In contemporary society we have evolved from this primitive scene.  Now mans hunting activities have been exchanged for a brief trip to a convenience store, or a few keystrokes on a keyboard to order a packaged meal.  Our ‘simulated’ hunting to pay for that meal is 8 or so hours a day in a place of work.  

The cave painting, however, has become culture.  It is our movies, our computer games, our music and books, the Internet, where we can generate a simulated existence.
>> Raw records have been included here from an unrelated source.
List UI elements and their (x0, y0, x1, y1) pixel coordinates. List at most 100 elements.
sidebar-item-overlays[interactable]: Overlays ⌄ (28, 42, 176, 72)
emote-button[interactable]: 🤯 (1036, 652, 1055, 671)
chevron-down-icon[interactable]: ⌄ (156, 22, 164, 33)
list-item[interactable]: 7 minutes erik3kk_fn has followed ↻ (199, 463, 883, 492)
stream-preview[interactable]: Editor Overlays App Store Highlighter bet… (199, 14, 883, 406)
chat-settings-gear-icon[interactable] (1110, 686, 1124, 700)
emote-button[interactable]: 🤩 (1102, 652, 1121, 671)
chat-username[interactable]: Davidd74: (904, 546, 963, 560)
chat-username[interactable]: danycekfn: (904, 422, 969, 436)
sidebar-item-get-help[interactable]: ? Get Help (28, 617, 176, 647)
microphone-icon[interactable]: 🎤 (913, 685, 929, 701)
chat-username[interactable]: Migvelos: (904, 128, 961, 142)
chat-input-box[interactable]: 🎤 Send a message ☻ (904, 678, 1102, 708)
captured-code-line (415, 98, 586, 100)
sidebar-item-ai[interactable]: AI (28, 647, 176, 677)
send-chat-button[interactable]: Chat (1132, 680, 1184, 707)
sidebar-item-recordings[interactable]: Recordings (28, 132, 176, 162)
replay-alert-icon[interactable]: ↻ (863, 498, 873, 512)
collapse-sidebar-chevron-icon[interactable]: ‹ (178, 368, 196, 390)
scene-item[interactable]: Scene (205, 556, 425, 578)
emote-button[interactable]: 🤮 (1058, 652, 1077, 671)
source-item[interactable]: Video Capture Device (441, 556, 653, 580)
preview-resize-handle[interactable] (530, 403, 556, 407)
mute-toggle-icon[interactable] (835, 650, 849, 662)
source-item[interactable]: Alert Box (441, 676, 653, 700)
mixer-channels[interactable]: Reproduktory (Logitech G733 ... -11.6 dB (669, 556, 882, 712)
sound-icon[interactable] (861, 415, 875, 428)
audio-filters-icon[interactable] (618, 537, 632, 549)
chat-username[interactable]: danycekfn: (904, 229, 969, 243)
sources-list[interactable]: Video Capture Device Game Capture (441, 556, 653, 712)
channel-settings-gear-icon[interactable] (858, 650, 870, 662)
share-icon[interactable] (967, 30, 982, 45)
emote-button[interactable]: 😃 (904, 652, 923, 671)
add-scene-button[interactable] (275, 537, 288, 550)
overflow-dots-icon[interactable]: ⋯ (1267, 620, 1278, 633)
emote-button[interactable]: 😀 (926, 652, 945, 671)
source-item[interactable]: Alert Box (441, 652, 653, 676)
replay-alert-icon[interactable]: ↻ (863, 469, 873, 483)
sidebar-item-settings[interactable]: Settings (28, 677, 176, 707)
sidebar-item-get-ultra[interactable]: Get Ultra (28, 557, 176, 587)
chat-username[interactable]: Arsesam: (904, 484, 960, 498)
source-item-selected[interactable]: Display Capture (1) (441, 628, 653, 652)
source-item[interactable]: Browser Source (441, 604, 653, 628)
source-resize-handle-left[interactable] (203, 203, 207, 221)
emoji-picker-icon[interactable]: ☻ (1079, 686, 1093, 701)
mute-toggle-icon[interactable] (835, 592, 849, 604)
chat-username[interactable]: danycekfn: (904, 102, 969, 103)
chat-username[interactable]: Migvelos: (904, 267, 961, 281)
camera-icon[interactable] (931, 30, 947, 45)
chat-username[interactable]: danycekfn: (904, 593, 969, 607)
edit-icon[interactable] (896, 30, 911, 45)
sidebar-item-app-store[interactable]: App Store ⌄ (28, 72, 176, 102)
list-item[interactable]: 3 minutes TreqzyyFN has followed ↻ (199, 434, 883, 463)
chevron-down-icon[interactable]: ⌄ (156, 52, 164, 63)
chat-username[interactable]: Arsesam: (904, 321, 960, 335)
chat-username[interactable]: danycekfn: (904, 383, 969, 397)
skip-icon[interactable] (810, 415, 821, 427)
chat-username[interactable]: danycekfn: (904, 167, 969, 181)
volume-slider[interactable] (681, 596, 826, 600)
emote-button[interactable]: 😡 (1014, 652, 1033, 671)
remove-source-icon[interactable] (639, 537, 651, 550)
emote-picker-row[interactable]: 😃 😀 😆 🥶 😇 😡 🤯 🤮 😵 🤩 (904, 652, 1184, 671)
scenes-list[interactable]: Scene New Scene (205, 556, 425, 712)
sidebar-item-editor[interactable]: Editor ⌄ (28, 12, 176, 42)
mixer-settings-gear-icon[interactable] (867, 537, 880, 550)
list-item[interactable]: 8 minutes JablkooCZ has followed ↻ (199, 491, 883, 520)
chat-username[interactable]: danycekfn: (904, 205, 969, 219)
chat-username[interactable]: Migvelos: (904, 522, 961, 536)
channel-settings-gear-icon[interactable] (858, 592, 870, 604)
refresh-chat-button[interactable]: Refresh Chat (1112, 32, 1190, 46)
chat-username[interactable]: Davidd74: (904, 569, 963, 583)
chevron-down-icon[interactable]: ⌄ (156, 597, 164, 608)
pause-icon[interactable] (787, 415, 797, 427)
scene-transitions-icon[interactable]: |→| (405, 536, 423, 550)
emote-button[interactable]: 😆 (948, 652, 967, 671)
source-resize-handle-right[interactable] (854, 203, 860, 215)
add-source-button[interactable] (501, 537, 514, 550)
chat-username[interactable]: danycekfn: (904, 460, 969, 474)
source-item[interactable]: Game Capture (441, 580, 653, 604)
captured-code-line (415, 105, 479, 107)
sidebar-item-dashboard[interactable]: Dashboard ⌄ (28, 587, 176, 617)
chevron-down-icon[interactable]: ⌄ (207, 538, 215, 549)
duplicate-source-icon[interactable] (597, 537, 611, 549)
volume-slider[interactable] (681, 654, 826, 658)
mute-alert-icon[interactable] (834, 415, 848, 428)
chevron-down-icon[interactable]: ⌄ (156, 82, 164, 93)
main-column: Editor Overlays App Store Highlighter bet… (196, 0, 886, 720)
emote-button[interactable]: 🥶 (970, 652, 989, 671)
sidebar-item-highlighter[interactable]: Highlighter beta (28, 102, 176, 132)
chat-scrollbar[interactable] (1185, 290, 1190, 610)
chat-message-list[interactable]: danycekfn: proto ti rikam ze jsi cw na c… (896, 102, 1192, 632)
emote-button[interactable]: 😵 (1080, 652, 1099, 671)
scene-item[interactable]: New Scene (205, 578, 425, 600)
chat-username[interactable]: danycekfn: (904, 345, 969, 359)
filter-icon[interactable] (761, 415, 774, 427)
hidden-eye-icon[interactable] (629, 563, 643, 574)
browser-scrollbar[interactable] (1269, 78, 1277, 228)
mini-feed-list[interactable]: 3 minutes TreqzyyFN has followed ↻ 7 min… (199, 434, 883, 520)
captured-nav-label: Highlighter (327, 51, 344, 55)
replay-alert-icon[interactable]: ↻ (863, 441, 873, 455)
Otherwise known as the phenomenon of the modern mass media.


Starting Points For Investigation and Methodologies

My work intends to explore the idea of the human condition, with an emphasis on the relationship between the individual and society.

I feel I first need to reflect on recent work as this has formed the basis of my investigation.  The questions and new avenues of thought that my research has opened up to me is what I want to focus on as the subject matter for the upcoming period of exploration. 

My most current work has been a very broad study of fundamental aspects of modern society, and how the plethora of dichotomies that have materialised as a result on the onset of modernity can affect the individual.  

Most Recent Investigation:

 I have been investigating how society can affect the level of autonomy we possess over the choices we make that contribute to the formulation of our identity. 

 Life is a continuous series of choices.  Modern society presents us with perceptions’ of failure and success, and offers us a series of challenges in which to achieve our perception of success.  Our response to these challenges affects our perception of ourselves, and consequently, our well being.

 I made three films, collectively titled ‘The Basics Of Life’ that depicted three fundamental characteristics of society.  Firstly, the relationship between the individual and (capitalist) society, questioning the level of autonomy we possess over the choices we make in order to satisfy our basic needs.  The second film questioned the level of autonomy we possess over choices that shape our personal and interpersonal relationships.  The third film was intended to act as a reflection point and questioned the importance of balance.






This projects intention was to outline a foundation.  It was never meant to illustrate or define, more to act as a departure point for stimuli and questioning.  I now want to use a ‘triangle theory’ in order to focus intrinsically on select variables in order to obtain a deeper understanding of my subject matter.     

My Current Methodology:

My work has always been a reflection of my observations.  If you make an observation, then remove it from it own reality, it can potentially be viewed from an alternative perspective.  This alternative perspective could act as a catalyst for the formulation of a new perspective.  The new perspective can then be applied to reality, potentially affecting the way you perceive it.